Son hatay depreminde deprem olduğunda yola çıktım ertesi sabah oradaydım.
Orada çok akrabam olduğundan depremzedelerin göremediği bir şeyi fark ettim. Yaşanan facia ve korkunun büyüklüğüne rağmen kimse o seviyede değildi.
Yani o kadar büyük bir olay karşısında insanlar aklını kaçırırdı.
Ama beyin kendini kapamış. Yüksek dozda uyuşturucu madde uygulamış. Buda şoka neden olmuş. Sonucunda tüm algılar yavaşlamış. Ayakta rüya moduna alınmış gibi.
Aradan 1 seneden fazla geçti. Ben o günü anlatırken onlardan daha çok heyecanlanıp hissederken onlar sanki normal bir durumu anlatıyor gibiler. Yaşadıklarının büyüklüğünü asla tam anlamıyla hissedememişler.
Sonradan görenler daha çok hissedip anlıyor çünkü gerçeklik duyusu bozulmamış. Ancak yaşayanlarda gerçeklik algısı değiştirilmiş. Bu Allâhü tealanın çok büyük merhametidir.

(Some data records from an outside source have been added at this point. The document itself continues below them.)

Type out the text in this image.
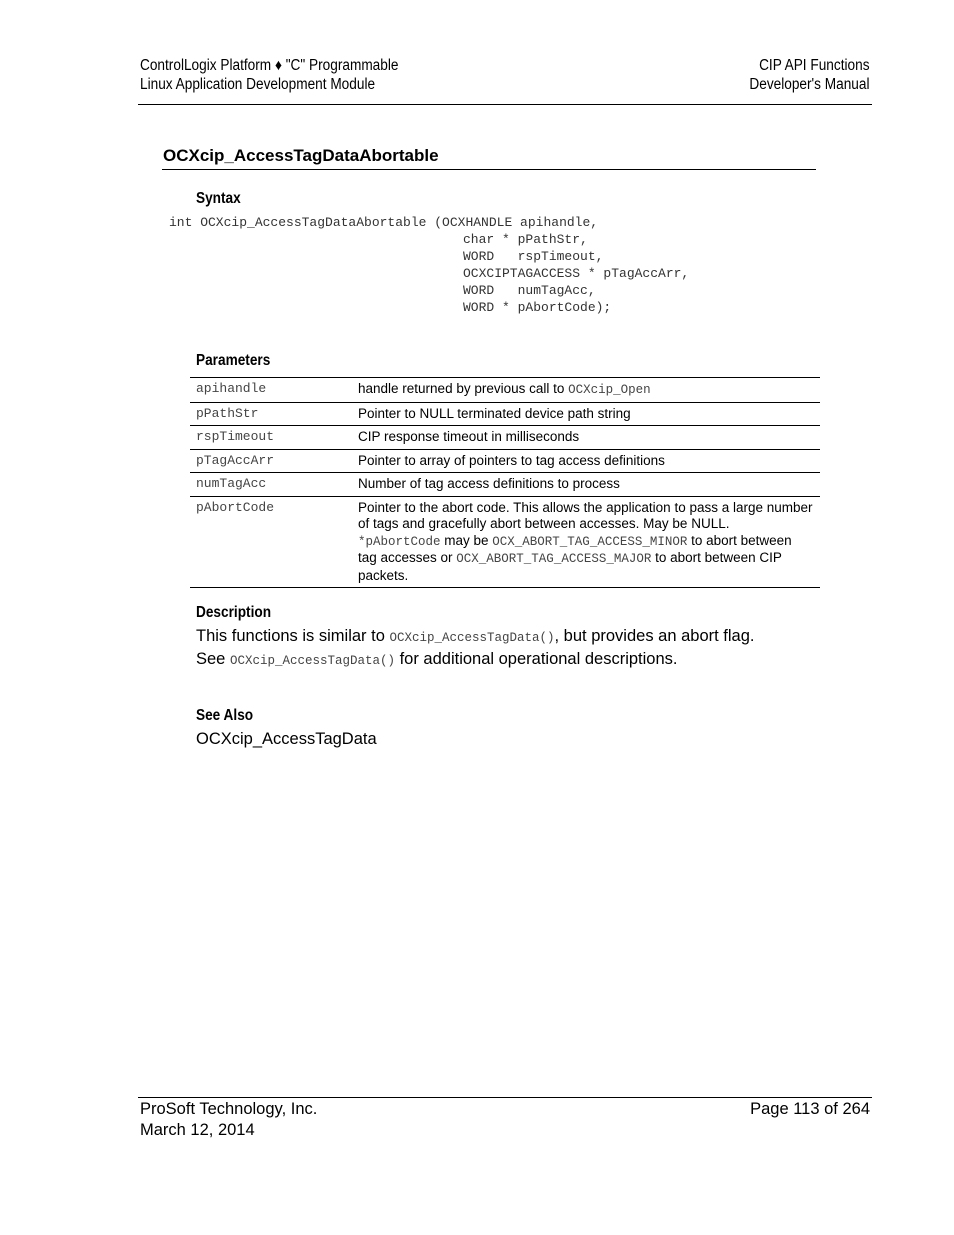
ControlLogix Platform ♦ "C" Programmable
Linux Application Development Module
CIP API Functions
Developer's Manual
OCXcip_AccessTagDataAbortable
Syntax
int OCXcip_AccessTagDataAbortable (OCXHANDLE apihandle,
char * pPathStr,
WORD   rspTimeout,
OCXCIPTAGACCESS * pTagAccArr,
WORD   numTagAcc,
WORD * pAbortCode);
Parameters
apihandle	handle returned by previous call to OCXcip_Open
pPathStr	Pointer to NULL terminated device path string
rspTimeout	CIP response timeout in milliseconds
pTagAccArr	Pointer to array of pointers to tag access definitions
numTagAcc	Number of tag access definitions to process
pAbortCode	Pointer to the abort code. This allows the application to pass a large number of tags and gracefully abort between accesses. May be NULL.
*pAbortCode may be OCX_ABORT_TAG_ACCESS_MINOR to abort between tag accesses or OCX_ABORT_TAG_ACCESS_MAJOR to abort between CIP packets.
Description
This functions is similar to OCXcip_AccessTagData(), but provides an abort flag.
See OCXcip_AccessTagData() for additional operational descriptions.
See Also
OCXcip_AccessTagData
ProSoft Technology, Inc.
March 12, 2014
Page 113 of 264
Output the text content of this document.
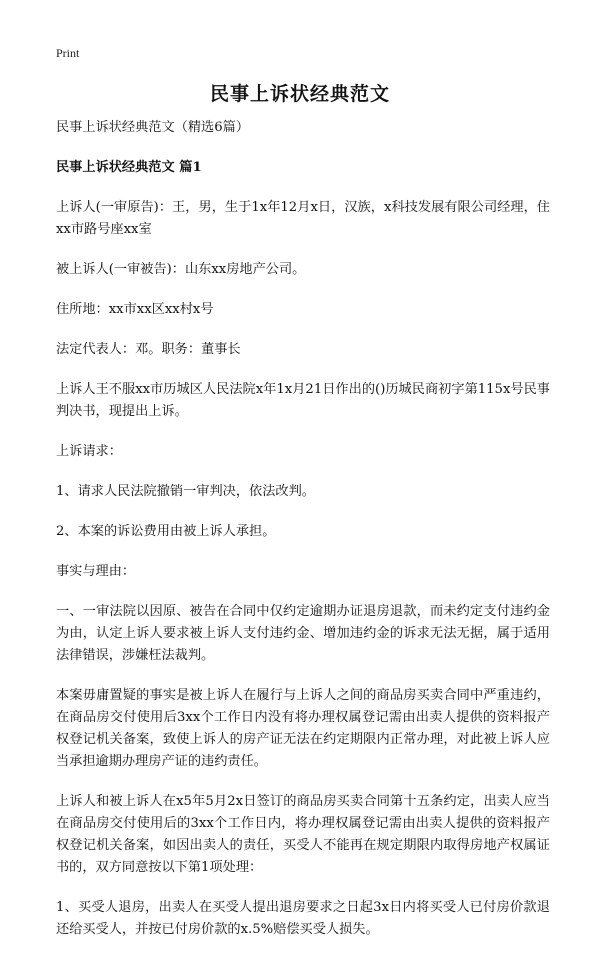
Print
民事上诉状经典范文

民事上诉状经典范文（精选6篇）

民事上诉状经典范文 篇1

上诉人(一审原告)：王，男，生于1x年12月x日，汉族，x科技发展有限公司经理，住xx市路号座xx室

被上诉人(一审被告)：山东xx房地产公司。

住所地：xx市xx区xx村x号

法定代表人：邓。职务：董事长

上诉人王不服xx市历城区人民法院x年1x月21日作出的()历城民商初字第115x号民事判决书，现提出上诉。

上诉请求：

1、请求人民法院撤销一审判决，依法改判。

2、本案的诉讼费用由被上诉人承担。

事实与理由：

一、一审法院以因原、被告在合同中仅约定逾期办证退房退款，而未约定支付违约金为由，认定上诉人要求被上诉人支付违约金、增加违约金的诉求无法无据，属于适用法律错误，涉嫌枉法裁判。

本案毋庸置疑的事实是被上诉人在履行与上诉人之间的商品房买卖合同中严重违约，在商品房交付使用后3xx个工作日内没有将办理权属登记需由出卖人提供的资料报产权登记机关备案，致使上诉人的房产证无法在约定期限内正常办理，对此被上诉人应当承担逾期办理房产证的违约责任。

上诉人和被上诉人在x5年5月2x日签订的商品房买卖合同第十五条约定，出卖人应当在商品房交付使用后的3xx个工作日内，将办理权属登记需由出卖人提供的资料报产权登记机关备案，如因出卖人的责任，买受人不能再在规定期限内取得房地产权属证书的，双方同意按以下第1项处理：

1、买受人退房，出卖人在买受人提出退房要求之日起3x日内将买受人已付房价款退还给买受人，并按已付房价款的x.5%赔偿买受人损失。
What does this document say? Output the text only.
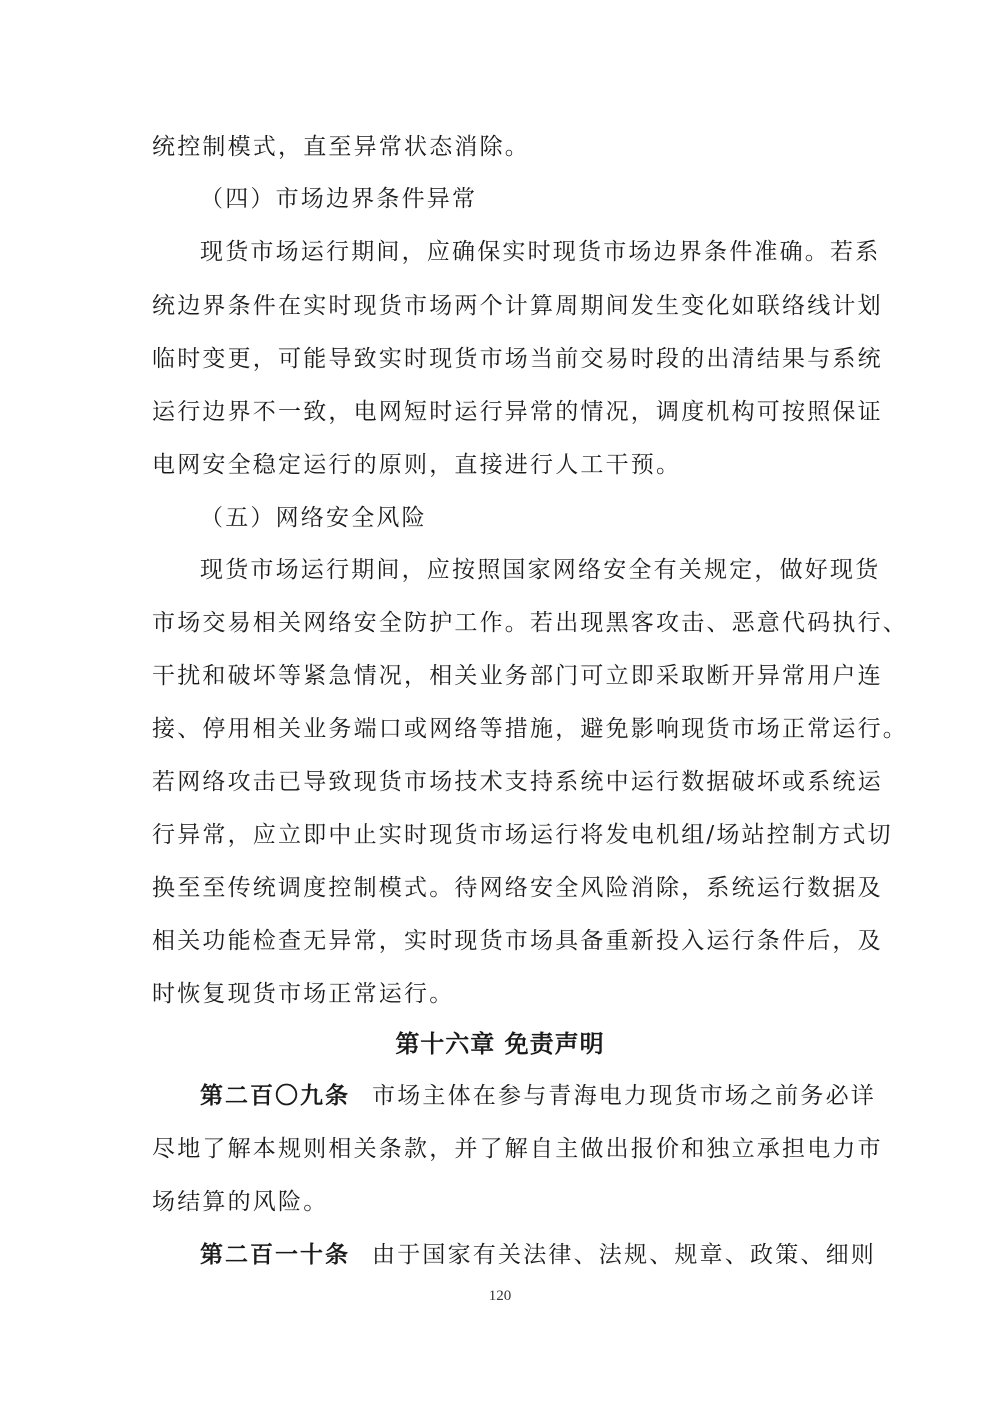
统控制模式，直至异常状态消除。
（四）市场边界条件异常
现货市场运行期间，应确保实时现货市场边界条件准确。若系
统边界条件在实时现货市场两个计算周期间发生变化如联络线计划
临时变更，可能导致实时现货市场当前交易时段的出清结果与系统
运行边界不一致，电网短时运行异常的情况，调度机构可按照保证
电网安全稳定运行的原则，直接进行人工干预。
（五）网络安全风险
现货市场运行期间，应按照国家网络安全有关规定，做好现货
市场交易相关网络安全防护工作。若出现黑客攻击、恶意代码执行、
干扰和破坏等紧急情况，相关业务部门可立即采取断开异常用户连
接、停用相关业务端口或网络等措施，避免影响现货市场正常运行。
若网络攻击已导致现货市场技术支持系统中运行数据破坏或系统运
行异常，应立即中止实时现货市场运行将发电机组/场站控制方式切
换至至传统调度控制模式。待网络安全风险消除，系统运行数据及
相关功能检查无异常，实时现货市场具备重新投入运行条件后，及
时恢复现货市场正常运行。
第十六章 免责声明
第二百〇九条 市场主体在参与青海电力现货市场之前务必详
尽地了解本规则相关条款，并了解自主做出报价和独立承担电力市
场结算的风险。
第二百一十条 由于国家有关法律、法规、规章、政策、细则
120
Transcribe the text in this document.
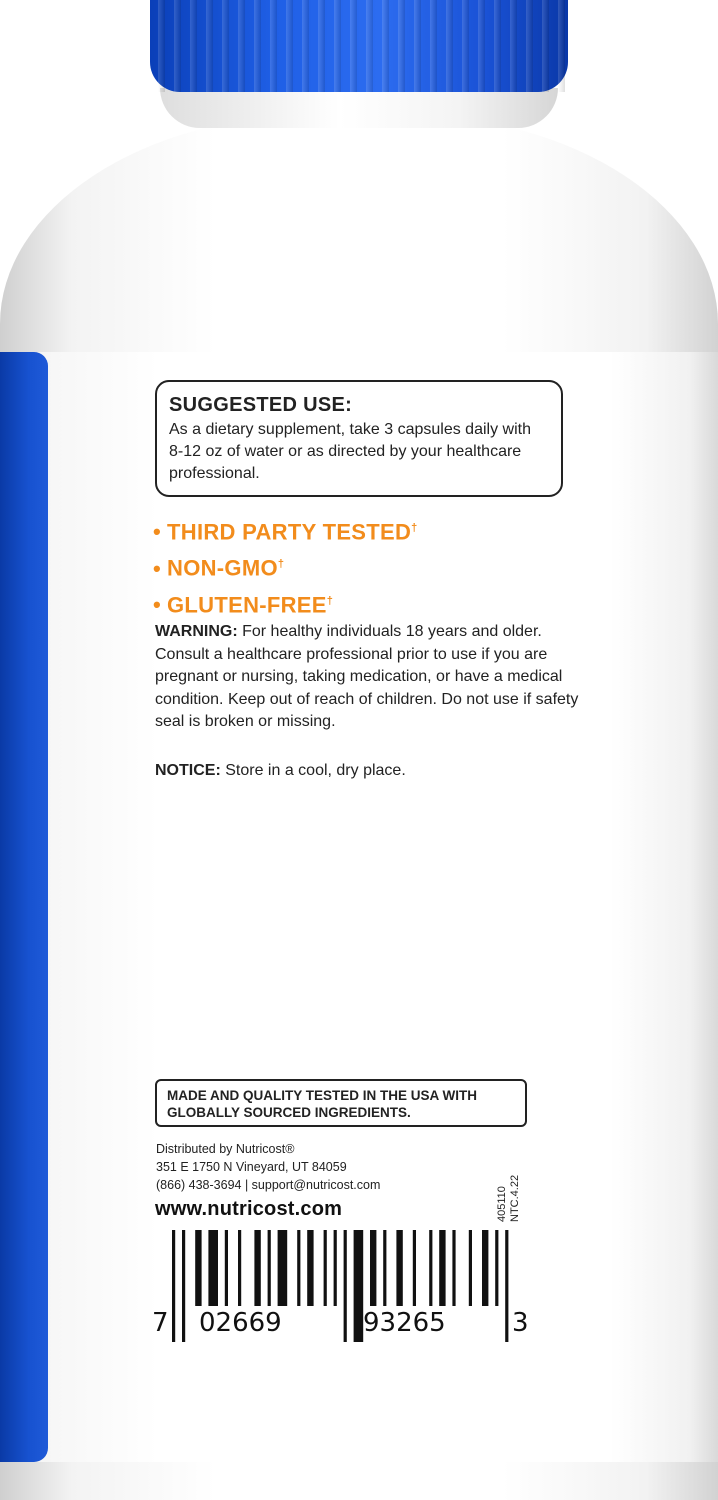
SUGGESTED USE:
As a dietary supplement, take 3 capsules daily with 8-12 oz of water or as directed by your healthcare professional.
• THIRD PARTY TESTED†
• NON-GMO†
• GLUTEN-FREE†
WARNING: For healthy individuals 18 years and older. Consult a healthcare professional prior to use if you are pregnant or nursing, taking medication, or have a medical condition. Keep out of reach of children. Do not use if safety seal is broken or missing.
NOTICE: Store in a cool, dry place.
MADE AND QUALITY TESTED IN THE USA WITH GLOBALLY SOURCED INGREDIENTS.
Distributed by Nutricost®
351 E 1750 N Vineyard, UT 84059
(866) 438-3694 | support@nutricost.com
www.nutricost.com	405110 NTC.4.22
7 02669	93265	3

Bu koruma sistemi olmasa o insanlar ya ölür ya akıllarını kaçırır ya da değersizleşirlerdi.
Allâh insana taşıyamayacağı yüklemez'in bir tefsiridir bu olay. Normal şartlarda normal insanların zamanla alışabileceği şeylere deprem gibi bir olay ile sadece bir kaç dakikada alışması ancak Allâhın rahmeti ile açıklanabilir.
Ortamı düşünün hava karanlık ve kapalı; Şimşekler çakıyor aşırı bir yağış var. Sarsıntı inanılır gibi değil. Sesler çok korkutucu.
Şimdi bir amel yaparken size bunları yaşayacaksınız denilse korkudan asla bunu yapamazsınız değil mi? Ama milyon kişi bunu aynı anda yaptı. Yaşamlarındaki en büyük korku ve acılarla yüzleştiler.
Hani hüddam edinme amellerinde anlatılır. Ev yıkılacakmış gibi sarsılıyor. Zifiri karanlık. Çığlıklar sesler.
Bu korku ortamında zaten korkudan beslenen cinlerde korkuya ortak olmuşlardı belkide. Ben deprem sonrasında bu korkuyu yaşayan karaltılar gördüm diyen depremzeler gördüm. Uzun süre tahaccüde kalkamayanlar oldu.